When I first saw an early cut of Dawn of the Planet of the Apes, I was amazed that somehow a big studio summer movie begins with 30 minutes of subtitled apes using sign language in the woods and only a few spoken lines of dialogue. It was almost like a silent nature film. How did a big studio like 20th Century Fox ever agree to such an amazing gamble?

I wouldn't say it was a battle, but I would say it was an important debate.  There would be questions of do we really need that much of this or that?  And I was like oh guys, we need this, we need this.  And actually the producers became real protectors of that idea as well.  Everybody was like, wait a minute, I know, you guys you're not seeing yet, 'cause you have to understand when you're in post on this thing, you spend most of the first year up until really the last few months looking at shots of actors wearing mo-cap equipment.  So you, after the initial kind of involvement that comes from seeing how great Andy Serkis' performance is and Toby Kebbell, like they're, the amazing thing is that the movie actually works before they're apes in it.  But the amazingness of what that sequence was gonna be would not be apparent fully until we actually got all those shots in there.  So there were places along the way where the question would come up again like are we sure about this opening?  And I kept saying, guys, I think this is gonna be one of the things that's gonna be really unique and special.  It's one of the reasons I wanted to do the movie.  And the crazy thing about it is is they kept saying, okay, okay.  And I kept pinching myself that somehow the craziest thing about the movie for me is that they let us make this movie.  My feeling about what it would mean to do a big studio film would be that there'd be kind of like well, you've gotta follow these formulas and the generic tropes and this and that.  And the movie that I pitched to them is the movie they let us make.  And we had to figure out how to make that movie, but that was the movie we got to do.  And I kept going, this is crazy.

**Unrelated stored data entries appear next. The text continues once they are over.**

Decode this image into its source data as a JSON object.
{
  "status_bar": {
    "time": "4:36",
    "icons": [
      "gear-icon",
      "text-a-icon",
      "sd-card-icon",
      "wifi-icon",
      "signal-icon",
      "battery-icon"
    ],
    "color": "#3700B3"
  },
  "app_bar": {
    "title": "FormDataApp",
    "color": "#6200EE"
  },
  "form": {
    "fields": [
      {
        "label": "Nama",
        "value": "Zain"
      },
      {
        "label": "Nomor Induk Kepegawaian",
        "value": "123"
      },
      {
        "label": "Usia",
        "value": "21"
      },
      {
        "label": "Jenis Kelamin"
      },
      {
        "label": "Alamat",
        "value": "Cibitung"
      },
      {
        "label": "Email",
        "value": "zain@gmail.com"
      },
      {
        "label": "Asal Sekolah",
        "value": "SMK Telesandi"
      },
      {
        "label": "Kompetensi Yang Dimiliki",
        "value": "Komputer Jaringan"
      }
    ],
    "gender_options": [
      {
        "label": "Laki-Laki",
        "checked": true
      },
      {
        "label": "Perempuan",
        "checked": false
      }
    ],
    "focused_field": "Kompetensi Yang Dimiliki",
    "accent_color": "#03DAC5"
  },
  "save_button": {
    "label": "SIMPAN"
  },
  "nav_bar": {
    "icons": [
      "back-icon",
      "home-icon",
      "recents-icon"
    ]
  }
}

I remember the first time that I showed it to the studio and they were very emotional. They were excited that we were trying to be ambitious. As a director, I'm always waiting for the other shoe to drop. For the moment they go, okay, so we're kidding, we're taking it away. Forget it, you don't get to do that. Like I kept waiting for that moment. And of course there were debates and struggles about this and that. But the essence they were behind and that sequence in particular was something that was really important to me. And somehow we got through this process and now the world is seeing it and so it's crazy.